Town bedevilled and frustrating

Town fell to a predictable yet hugely frustrating Boxing Day defeat at Old Trafford.

With the end of Mourinho and the start of Solskjær’s reign, the inevitable narrative around the so called Theatre of Dreams is one of renewal, swashbuckling football and the restoration of manifest destiny but, in truth, the Red Devils were relatively humdrum for large parts of the game bar a fine piece of skill by Rashford which should have lead to a goal and two strikes by Pogba which did.

The French midfield player appears to have shaken off his sulking post Mourinho, though he will be hard pressed to find a more accommodating defence than the one which allowed him inexplicable space and time yesterday. His first goal, and United’s second, involved decent movement, not tracked, but his second was uninterrupted by any sort of challenge from Town players with Hadergjonaj the main culprit.

How different things could have been had Kongolo put away a straightforward chance created by a Billing long throw after just 10 minutes. Schindler and, remarkably, Pritchard headed the ball across the area and in to the defender’s path only for him to fire over while leaning back. 

A goal at that time would have punctured the expectation of Old Trafford and brought back the uncertainties which have plagued their season of underachievement. Perhaps.

Town were not to threaten again until the very end of the first half, but defended competently against a United side which occasionally threatened but failed to seriously test Lössl until, and this is where the frustration comes in, a regulation near post corner saw Hadergjonaj fail to pick up his man. Lindelöf flicked on for the unmarked Matic to tap in a simple opener. Momentary disorganisation cost the visitors heavily.

Buoyed by their lead, the hosts piled on the pressure but were still not creating chances of any real quality until Rashford elegantly nutmegged Zanka and crossed to Dalot for what should have been an easy conversion. The Portuguese put the chance wide and Town were still in the game.

As the first half entered injury time, Pritchard – who played very well throughout – fed Billing in to the area with a deft ball but the young Dane optimistically decided to try to beat De Gea at his near post instead of squaring the ball inside to better placed colleagues. The attempt went weakly wide and Town’s second opportunity passed.

Despite being on the back foot for much of the first half, Town had largely contained United and were, at least, still theoretically capable of a result though few in the away section were counting upon it.

Encouragingly, Town gained quite a grip as the second half progressed and yet another opportunity was spurned as Depoitre chose to cut back in on to his right foot rather than attack the yawning space in front of him when played through. His hesitancy meant Mbenza took the ball away from him and hit it in to a defender. 

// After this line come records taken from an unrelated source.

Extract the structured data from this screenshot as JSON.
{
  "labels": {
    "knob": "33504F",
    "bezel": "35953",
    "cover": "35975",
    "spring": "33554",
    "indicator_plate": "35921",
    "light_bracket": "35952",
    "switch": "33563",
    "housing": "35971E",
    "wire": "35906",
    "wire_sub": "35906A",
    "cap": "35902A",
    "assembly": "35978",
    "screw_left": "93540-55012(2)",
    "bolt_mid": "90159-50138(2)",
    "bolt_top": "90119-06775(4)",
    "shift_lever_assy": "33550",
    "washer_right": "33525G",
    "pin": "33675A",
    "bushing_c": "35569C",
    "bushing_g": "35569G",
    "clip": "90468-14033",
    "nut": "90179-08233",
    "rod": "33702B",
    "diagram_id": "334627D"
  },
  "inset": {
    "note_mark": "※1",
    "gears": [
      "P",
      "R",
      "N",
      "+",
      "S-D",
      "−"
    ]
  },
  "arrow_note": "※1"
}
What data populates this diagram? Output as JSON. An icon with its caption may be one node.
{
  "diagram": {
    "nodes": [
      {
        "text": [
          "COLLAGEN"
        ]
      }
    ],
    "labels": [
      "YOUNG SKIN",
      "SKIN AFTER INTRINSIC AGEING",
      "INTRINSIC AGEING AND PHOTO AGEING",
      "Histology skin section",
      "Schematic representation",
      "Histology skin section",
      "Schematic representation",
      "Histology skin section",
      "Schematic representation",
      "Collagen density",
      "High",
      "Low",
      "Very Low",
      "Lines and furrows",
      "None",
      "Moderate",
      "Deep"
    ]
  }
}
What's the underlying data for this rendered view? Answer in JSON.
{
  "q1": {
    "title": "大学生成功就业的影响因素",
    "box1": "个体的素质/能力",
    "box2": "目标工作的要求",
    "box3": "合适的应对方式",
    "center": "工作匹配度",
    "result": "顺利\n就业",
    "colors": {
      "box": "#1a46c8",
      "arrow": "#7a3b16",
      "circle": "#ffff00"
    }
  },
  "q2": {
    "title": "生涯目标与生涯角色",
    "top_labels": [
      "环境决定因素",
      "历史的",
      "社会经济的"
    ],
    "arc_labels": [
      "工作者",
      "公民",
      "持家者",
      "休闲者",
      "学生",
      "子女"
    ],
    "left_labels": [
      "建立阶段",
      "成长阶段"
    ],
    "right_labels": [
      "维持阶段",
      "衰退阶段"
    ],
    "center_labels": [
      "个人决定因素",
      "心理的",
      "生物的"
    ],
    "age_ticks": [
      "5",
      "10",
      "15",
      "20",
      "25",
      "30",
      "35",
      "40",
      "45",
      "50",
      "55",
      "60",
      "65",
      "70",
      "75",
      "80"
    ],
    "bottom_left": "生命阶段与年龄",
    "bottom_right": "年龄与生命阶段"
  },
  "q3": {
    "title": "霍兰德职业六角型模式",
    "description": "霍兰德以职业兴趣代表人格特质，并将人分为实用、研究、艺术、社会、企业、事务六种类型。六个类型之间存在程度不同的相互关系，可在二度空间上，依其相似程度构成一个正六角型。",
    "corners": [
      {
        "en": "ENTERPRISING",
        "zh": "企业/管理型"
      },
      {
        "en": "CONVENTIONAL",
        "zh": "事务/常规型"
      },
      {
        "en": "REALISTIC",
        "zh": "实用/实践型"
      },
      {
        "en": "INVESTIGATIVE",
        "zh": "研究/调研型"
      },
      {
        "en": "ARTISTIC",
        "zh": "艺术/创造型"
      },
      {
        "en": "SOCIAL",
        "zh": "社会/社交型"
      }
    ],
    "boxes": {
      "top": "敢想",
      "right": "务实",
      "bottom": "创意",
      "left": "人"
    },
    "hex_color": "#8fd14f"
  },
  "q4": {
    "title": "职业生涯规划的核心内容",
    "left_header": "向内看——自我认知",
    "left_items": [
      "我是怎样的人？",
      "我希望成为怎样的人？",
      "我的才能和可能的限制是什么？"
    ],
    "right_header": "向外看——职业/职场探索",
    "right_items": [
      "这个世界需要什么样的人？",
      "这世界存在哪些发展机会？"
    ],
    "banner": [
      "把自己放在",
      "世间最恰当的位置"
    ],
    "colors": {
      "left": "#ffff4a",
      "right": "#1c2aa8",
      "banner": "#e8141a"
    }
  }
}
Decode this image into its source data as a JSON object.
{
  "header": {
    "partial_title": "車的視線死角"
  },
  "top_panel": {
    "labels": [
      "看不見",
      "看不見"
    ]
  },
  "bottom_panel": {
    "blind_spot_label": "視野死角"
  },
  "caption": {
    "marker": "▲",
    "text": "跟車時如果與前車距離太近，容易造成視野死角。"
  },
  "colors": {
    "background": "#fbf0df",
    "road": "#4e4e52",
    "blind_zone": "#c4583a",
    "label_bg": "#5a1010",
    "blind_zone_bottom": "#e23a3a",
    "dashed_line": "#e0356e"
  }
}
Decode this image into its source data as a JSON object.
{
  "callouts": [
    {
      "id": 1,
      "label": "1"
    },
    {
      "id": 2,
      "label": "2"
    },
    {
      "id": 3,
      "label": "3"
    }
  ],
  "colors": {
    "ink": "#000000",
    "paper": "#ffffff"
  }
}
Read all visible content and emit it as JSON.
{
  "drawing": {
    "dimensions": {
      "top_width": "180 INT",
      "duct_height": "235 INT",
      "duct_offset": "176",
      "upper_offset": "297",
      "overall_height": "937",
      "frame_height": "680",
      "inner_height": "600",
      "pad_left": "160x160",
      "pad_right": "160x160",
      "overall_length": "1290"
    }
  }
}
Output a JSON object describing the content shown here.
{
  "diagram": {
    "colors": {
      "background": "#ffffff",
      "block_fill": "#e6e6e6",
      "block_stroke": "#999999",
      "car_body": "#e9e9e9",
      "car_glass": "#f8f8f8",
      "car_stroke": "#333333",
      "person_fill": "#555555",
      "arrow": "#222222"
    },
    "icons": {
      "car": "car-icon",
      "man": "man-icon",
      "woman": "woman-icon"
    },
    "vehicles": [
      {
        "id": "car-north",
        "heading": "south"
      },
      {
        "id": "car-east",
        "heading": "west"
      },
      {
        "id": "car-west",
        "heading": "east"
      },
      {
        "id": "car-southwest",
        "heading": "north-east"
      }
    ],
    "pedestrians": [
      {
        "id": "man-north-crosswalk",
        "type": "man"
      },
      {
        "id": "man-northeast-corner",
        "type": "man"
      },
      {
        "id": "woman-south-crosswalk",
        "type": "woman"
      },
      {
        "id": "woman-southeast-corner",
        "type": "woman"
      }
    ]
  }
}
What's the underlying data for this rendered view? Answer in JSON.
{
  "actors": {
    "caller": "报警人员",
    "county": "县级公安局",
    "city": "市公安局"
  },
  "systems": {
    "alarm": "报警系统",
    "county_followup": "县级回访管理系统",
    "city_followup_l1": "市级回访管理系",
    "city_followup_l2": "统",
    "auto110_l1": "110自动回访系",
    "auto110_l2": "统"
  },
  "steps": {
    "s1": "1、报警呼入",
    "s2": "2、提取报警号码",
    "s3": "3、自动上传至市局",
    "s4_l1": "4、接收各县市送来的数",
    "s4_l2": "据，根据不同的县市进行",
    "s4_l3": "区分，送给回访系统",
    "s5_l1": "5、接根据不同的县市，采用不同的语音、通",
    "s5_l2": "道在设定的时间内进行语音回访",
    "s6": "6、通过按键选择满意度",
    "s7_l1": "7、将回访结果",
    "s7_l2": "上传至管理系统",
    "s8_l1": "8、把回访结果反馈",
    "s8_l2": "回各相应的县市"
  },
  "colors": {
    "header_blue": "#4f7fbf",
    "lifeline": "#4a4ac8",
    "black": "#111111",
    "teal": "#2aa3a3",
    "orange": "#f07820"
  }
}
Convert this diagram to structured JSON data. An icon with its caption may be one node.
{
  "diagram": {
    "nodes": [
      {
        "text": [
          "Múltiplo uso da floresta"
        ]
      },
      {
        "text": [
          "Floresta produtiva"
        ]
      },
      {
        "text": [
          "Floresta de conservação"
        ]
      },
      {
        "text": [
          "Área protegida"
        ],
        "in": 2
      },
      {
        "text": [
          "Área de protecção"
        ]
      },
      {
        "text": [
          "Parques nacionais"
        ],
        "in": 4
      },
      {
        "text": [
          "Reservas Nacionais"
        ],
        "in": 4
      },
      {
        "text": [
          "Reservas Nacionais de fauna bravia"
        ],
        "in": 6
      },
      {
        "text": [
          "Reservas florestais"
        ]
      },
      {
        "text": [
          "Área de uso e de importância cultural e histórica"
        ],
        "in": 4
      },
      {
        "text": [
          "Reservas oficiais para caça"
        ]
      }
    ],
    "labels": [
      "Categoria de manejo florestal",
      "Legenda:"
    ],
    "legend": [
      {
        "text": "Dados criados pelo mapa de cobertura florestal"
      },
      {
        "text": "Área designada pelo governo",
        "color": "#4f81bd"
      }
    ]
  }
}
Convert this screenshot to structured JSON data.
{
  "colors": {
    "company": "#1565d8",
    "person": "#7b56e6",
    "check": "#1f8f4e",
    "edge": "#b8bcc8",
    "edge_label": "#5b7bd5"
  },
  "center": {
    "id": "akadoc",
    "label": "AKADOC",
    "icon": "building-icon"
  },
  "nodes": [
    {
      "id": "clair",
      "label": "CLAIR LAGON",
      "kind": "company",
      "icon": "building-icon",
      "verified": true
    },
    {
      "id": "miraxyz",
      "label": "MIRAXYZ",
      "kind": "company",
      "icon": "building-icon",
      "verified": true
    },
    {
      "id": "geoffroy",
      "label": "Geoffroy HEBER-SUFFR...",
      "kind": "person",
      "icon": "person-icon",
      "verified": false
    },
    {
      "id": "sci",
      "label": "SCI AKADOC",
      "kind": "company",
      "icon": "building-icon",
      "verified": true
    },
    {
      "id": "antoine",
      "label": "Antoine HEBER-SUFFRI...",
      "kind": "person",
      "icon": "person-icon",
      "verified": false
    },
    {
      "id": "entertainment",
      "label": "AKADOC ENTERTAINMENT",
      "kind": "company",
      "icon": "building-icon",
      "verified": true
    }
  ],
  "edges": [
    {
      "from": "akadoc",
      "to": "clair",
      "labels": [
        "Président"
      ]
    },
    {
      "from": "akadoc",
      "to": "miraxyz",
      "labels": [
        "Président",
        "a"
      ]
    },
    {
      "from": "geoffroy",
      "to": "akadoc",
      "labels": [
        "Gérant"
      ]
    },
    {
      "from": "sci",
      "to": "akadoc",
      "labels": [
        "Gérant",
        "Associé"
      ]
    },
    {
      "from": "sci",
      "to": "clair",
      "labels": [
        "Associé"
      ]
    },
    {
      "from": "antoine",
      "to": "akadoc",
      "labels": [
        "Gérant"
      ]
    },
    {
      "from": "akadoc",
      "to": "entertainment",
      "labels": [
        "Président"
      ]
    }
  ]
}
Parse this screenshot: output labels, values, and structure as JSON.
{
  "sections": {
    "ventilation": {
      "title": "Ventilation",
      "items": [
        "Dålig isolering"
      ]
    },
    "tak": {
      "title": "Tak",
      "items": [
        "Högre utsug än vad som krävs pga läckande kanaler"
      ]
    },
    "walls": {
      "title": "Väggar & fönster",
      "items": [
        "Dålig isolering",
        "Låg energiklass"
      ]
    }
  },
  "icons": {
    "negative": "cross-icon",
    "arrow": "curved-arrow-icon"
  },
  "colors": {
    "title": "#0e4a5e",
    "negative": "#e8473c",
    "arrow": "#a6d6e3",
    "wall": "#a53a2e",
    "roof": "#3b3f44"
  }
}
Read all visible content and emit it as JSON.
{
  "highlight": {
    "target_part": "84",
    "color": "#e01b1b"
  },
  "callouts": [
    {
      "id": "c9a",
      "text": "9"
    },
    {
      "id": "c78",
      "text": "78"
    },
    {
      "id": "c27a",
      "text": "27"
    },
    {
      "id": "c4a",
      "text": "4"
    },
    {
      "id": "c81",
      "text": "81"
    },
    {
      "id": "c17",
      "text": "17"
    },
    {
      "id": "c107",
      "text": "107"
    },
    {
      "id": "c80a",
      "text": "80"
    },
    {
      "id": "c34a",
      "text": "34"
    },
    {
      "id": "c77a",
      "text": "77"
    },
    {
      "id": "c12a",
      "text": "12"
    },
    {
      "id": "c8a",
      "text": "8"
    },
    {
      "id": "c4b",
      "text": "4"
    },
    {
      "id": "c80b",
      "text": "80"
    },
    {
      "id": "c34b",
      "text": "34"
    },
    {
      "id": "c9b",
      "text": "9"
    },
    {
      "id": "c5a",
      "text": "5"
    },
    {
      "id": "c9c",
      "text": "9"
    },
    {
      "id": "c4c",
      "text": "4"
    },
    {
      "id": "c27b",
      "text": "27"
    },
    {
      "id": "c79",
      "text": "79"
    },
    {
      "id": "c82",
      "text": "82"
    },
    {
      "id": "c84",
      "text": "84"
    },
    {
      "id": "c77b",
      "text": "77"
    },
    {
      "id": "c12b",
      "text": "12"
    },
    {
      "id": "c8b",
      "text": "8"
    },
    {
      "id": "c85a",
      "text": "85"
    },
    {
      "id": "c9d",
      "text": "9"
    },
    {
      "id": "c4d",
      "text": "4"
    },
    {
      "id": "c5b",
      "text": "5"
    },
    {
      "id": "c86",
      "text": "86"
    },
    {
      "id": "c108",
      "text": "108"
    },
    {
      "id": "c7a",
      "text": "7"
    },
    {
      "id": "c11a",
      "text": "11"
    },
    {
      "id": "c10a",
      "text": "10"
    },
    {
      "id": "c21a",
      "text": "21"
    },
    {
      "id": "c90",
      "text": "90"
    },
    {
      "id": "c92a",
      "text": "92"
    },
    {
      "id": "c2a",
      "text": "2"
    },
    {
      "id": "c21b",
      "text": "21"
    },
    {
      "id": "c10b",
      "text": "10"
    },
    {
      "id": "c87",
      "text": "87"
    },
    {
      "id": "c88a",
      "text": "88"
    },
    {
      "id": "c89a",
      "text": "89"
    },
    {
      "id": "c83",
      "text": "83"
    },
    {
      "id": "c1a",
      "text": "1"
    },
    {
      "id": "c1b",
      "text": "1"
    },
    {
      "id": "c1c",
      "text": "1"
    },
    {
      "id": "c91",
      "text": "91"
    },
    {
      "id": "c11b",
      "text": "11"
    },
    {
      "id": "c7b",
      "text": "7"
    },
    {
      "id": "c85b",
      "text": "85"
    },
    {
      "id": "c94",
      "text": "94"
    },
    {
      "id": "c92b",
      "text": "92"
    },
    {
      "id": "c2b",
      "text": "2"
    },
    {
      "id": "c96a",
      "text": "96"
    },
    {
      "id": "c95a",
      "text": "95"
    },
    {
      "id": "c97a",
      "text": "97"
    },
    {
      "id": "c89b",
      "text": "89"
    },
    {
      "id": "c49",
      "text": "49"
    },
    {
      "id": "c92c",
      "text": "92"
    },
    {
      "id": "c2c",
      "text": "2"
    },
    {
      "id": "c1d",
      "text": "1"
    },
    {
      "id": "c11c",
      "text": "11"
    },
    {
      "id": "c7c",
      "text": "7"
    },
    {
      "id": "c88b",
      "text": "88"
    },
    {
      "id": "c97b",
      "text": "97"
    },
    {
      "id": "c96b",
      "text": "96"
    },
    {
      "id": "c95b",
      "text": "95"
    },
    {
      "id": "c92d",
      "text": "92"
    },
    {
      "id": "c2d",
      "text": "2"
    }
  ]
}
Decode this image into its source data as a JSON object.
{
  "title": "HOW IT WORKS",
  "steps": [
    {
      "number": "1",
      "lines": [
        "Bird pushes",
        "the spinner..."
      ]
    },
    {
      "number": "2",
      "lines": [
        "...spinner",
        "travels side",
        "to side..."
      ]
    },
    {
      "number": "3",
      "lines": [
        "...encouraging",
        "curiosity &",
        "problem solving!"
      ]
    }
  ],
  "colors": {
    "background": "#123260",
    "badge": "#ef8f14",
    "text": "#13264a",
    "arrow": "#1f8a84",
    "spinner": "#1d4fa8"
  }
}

Earlier, a reasonable ball in to the area was treated to an ineffective overhead kick attempt by the Belgian, but he had a much better effort minutes later when he peeled off from his defender to connect with a rehearsed corner kick by Pritchard and force De Gea in to an excellent, instinctive save.

Kachunga also fired over following a good run by Kongolo.

At this point, Town were the more dominant force and – frustration abounds – it was a little against the run of play when United doubled their lead and ended the contest. Mata surged into the area on the right, sucking in defenders towards him, laid the ball back to Herrera who nudged it on to the unmarked and unchallenged Pogba (again, Hadergjonaj was slow to react, but he wasn’t alone) who swept the ball in.

The killer second came 3 minutes after Depoitre’s saved effort and, as has been the case in most games all season, Town had failed to make the most of the moments in a game which translate in to points. Frustratingly.

A third goal put the rather flattering icing on the cake for the home side. Possibly seduced by the numerous weak efforts by home players throughout the game, Hadergjonaj stood and watched one of the best players in the world calmly pick his spot from 20 yards rather than make a fairly routine challenge which would have blocked the effort. Pogba stood in silent tribute to himself for a good strike, but it was hugely facilitated.

A late consolation by top scorer Zanka – a condemnation in itself – gave the scoreline some deserved respectability, but with just two wins and far too few goals at the halfway point of the season, relegation looks increasingly likely if not inevitable.

In and amongst the gloom – and things are very gloomy – this was a creditable performance against a rejuvenated, if not exactly thrilling, United side who possess players of high quality. Town made them look quite ordinary for long periods but, as usual, were unable to punish the opposition when opportunity knocked. To do so without Mooy and Hogg was commendable but, of course, fruitless.

The lack of points and goals reached a critical point some time ago – failures against bottom half clubs hurt much more than dropping points at Old Trafford – and the next 3 games have become crucial and defining. Gain 7 or 9 points and Town are back in the survival fight; any fewer and hope will virtually disappear.

Possibly the biggest frustration of the whole season is that we are a much better team than last season – yesterday’s display was significantly better than in February – but this is counting for nothing when we consistently fail to take advantage of those moments in games which garner points; something we could do last season at times.

A January striker is essential, though it is far from certain that this will make enough, if any, difference as the pressure of being bottom and possibly adrift weighs heavier and heavier upon fragile shoulders.

On to Fulham and their new shape and better defence.